One evening in 1994, while heading to see a movie at Hoyts 8 (the old Christchurch Railway Station on Moorhouse Ave), I spotted in the corner of my eye what turned out to be the ‘Canterbury Workers’ Memorial’, on a small piece of land – by the eastern end of the car park – gifted to the workers of Canterbury by the Christchurch City Council. It was erected in 1988 as an unofficial memorial to all Cantab men and women, killed, injured or made sick while at work.
The memorial placement in the city couldn’t have been more fitting. Just over the fence, run the city’s railway lines – an industry that has seen the loss of many workers’ lives over the years – and this land, while worked by the Christchurch Railway Station, was previously known as the Marshalling Centre, an area for the shunting of railway wagons which was a particularly dangerous place to be working.
Around the world on 28th April every year the International Workers Memorial Day brings together trade unions, workplace health & safety advocates, employers and employees of every kind, to ‘…mourn for the dead, but fight for the living…’ – making pledges to continue the battle for further improvements in the workplace.

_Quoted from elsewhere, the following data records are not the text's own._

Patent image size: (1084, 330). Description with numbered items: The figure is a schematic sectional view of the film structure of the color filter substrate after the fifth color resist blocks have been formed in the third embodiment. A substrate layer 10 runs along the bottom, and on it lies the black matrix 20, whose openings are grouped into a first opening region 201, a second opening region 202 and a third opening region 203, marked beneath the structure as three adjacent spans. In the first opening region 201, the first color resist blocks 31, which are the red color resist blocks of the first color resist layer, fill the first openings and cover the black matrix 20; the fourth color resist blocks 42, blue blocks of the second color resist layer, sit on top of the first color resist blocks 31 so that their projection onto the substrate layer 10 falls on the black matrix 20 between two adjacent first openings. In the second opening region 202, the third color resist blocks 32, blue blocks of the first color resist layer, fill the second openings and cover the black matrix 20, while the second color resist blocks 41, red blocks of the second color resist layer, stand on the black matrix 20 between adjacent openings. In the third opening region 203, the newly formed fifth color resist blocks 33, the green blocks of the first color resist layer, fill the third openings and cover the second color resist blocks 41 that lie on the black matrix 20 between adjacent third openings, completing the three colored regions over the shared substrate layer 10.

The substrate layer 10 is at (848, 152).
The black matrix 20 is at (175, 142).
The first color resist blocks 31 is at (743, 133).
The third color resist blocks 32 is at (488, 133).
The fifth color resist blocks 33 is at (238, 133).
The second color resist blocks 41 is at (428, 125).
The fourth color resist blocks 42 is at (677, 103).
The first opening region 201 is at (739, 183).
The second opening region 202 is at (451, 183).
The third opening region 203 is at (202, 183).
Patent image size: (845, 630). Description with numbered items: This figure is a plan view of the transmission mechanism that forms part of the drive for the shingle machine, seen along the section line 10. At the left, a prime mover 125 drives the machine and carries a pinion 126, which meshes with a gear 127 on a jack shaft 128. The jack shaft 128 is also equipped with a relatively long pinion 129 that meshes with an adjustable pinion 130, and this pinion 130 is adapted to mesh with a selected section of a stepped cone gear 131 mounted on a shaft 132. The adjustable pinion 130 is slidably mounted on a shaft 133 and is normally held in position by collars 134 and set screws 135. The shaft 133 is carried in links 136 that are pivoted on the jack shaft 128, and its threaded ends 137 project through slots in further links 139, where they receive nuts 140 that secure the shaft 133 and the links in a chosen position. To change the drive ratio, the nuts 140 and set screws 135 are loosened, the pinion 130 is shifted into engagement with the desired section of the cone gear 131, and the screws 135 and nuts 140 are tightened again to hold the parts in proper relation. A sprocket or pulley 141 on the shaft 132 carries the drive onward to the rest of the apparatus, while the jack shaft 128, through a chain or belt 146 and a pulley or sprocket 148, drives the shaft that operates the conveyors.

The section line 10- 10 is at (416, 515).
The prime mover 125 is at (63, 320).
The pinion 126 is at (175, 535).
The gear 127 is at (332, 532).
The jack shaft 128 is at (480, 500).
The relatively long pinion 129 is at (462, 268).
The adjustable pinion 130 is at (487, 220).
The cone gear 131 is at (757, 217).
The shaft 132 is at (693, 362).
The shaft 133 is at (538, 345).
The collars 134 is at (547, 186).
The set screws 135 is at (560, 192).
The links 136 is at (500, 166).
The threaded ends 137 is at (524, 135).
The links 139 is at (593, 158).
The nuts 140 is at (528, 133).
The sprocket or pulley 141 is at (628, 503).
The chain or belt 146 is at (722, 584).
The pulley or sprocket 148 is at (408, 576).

With around 2 million workers deaths, and 270 million work related injuries recorded every year around the world, over one hundred countries take part in the International Workers’ Memorial Day. It is sobering to think that one worker dies every 15 seconds.
Sadly, New Zealand has yet to acknowledge this date as a national day of mourning or remembrance.
The first Workers’ Memorial Day was declared in 1970 by the AFL –CLO (American Federation of Labor & Congress of Industrial Organizations). Canada followed suit in 1984 and the U.K in 1992.
North American, Asian, European and African trade unions have organized events since 1989 which include the laying of wreaths, balloons, tree planting or the symbolic use of ‘empty shoes’ are generally used during these ceremonies.